HKFoods as an investment

That bottom-up simulation is one option, and you’ve arrived at the same EPS of 0.2 as in OP’s analysis. OP, however, has assumed an improvement in operating profit to a level of 40m, and taxes are rising to 5m (was 4m), so if there were an additional tax benefit of 2-3m on top of the increase in operating profit, the EPS would rise even more. The biggest question mark is the development of margin levels—is there still a chance to improve, and what levels can the company defend in the future now that the major turnaround has been completed?

Monitoring the cash position is a good point; I personally believe the company will pay off the 90m bond this year with some combination of a new bond/bank loan and possibly use cash to reduce the debt. Debt amount maybe -15m on an annual basis? And the next cash accumulation for the redemption of the hybrid loan. The dividend and potential extra dividend are approx. 13.5m – whether that is too much relative to cash and debt, each investor should decide for themselves.

And regarding the valuation of such a low-growth defensive company.

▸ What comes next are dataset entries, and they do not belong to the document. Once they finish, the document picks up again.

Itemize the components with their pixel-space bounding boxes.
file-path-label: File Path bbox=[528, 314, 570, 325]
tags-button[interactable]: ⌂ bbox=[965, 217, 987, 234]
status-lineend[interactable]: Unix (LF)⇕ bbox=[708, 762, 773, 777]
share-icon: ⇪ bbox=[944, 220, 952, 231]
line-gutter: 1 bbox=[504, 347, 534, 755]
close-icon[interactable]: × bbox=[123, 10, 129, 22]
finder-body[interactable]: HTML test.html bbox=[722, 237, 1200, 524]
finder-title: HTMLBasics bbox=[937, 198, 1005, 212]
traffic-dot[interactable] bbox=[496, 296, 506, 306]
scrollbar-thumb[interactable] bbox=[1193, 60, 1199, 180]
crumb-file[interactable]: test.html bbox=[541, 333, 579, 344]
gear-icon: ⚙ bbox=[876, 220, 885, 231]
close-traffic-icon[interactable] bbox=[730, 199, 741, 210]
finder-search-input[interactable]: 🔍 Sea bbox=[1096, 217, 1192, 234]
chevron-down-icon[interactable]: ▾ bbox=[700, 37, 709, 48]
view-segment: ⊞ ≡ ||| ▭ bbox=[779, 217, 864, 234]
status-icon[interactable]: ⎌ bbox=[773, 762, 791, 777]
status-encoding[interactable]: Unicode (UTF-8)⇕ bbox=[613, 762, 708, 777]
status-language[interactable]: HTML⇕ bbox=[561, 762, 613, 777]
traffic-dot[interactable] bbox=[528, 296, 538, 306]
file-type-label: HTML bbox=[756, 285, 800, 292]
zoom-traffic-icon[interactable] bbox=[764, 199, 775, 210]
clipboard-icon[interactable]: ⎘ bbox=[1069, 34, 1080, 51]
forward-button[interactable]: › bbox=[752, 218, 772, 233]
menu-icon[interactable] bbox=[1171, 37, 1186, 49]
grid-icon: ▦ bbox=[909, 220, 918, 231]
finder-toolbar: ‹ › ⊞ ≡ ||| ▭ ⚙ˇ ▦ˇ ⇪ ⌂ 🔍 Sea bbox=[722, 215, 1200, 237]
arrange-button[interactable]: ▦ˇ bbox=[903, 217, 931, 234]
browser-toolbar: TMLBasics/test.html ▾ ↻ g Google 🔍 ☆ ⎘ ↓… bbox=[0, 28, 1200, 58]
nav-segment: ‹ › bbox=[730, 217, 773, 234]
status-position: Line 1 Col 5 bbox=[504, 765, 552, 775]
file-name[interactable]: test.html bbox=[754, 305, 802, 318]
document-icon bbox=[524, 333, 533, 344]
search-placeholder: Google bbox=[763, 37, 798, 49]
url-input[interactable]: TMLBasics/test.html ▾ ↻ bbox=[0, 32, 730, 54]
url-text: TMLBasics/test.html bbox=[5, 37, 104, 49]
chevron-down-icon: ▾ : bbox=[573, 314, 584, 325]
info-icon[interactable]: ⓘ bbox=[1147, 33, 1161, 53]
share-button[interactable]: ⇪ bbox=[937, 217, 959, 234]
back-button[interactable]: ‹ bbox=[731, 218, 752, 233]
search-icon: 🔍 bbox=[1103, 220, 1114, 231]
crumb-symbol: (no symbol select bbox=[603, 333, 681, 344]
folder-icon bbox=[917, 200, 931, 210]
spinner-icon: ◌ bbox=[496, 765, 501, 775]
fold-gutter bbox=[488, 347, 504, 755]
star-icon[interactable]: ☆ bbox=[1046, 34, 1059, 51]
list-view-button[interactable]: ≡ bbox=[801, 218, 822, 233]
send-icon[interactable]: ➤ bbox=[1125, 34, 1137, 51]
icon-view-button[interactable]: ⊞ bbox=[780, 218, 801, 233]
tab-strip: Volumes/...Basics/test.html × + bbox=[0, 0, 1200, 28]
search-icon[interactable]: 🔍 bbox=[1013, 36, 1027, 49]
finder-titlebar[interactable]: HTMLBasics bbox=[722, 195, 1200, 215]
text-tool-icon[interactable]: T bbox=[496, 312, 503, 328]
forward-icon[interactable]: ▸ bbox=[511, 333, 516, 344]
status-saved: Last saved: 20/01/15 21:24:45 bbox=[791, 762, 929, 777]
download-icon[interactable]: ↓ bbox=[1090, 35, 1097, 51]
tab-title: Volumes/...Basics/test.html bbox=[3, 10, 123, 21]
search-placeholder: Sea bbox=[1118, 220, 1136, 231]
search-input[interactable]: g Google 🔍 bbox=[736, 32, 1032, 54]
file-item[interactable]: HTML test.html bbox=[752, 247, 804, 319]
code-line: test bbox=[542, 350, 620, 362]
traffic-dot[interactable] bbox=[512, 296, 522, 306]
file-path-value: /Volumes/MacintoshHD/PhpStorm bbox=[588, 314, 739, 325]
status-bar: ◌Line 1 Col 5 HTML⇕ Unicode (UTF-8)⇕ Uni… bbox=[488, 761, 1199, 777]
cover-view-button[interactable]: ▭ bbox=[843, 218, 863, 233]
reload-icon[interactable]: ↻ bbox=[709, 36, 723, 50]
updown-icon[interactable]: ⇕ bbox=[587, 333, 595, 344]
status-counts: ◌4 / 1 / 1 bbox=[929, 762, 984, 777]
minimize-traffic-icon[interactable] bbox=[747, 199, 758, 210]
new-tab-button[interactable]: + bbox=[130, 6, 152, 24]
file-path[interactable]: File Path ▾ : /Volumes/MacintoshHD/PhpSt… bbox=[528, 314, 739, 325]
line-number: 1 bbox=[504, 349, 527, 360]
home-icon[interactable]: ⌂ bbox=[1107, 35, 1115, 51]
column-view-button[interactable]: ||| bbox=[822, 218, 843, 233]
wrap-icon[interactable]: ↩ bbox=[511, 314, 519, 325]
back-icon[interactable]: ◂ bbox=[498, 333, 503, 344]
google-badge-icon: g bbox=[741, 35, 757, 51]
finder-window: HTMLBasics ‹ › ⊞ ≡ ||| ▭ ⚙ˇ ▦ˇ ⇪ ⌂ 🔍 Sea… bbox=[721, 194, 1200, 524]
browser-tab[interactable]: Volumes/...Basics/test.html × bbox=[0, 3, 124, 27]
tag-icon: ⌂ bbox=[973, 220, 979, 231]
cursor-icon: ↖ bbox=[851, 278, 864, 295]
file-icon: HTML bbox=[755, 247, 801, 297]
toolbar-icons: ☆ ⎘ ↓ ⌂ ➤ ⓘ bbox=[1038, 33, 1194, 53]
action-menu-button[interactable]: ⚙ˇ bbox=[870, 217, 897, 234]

P/E or EV/EBIT are decent metrics for what the company’s maximum value can be at any given time. You can crunch numbers endlessly, but the current share price of 1.82 and this year’s EPS of 0.2 do not include any growth assumption (PVGO); it is even negative. A DCF model can easily be made to show a value of 3 EUR if you assume that margin levels hold. The DCF currently results in a value of 2 EUR only if you dial down the residual margin level significantly. Not very useful to run those numbers for a company like this.

In my opinion, the dividend yield % represents a floor for the company’s valuation if the market believes that the dividend level is permanent and perhaps slowly but surely growing. Thus, the floor could be 5% in a “normal situation”, 6% if uncertainty increases, and 4% or below if performance is good for several years in a row and confidence is thus high.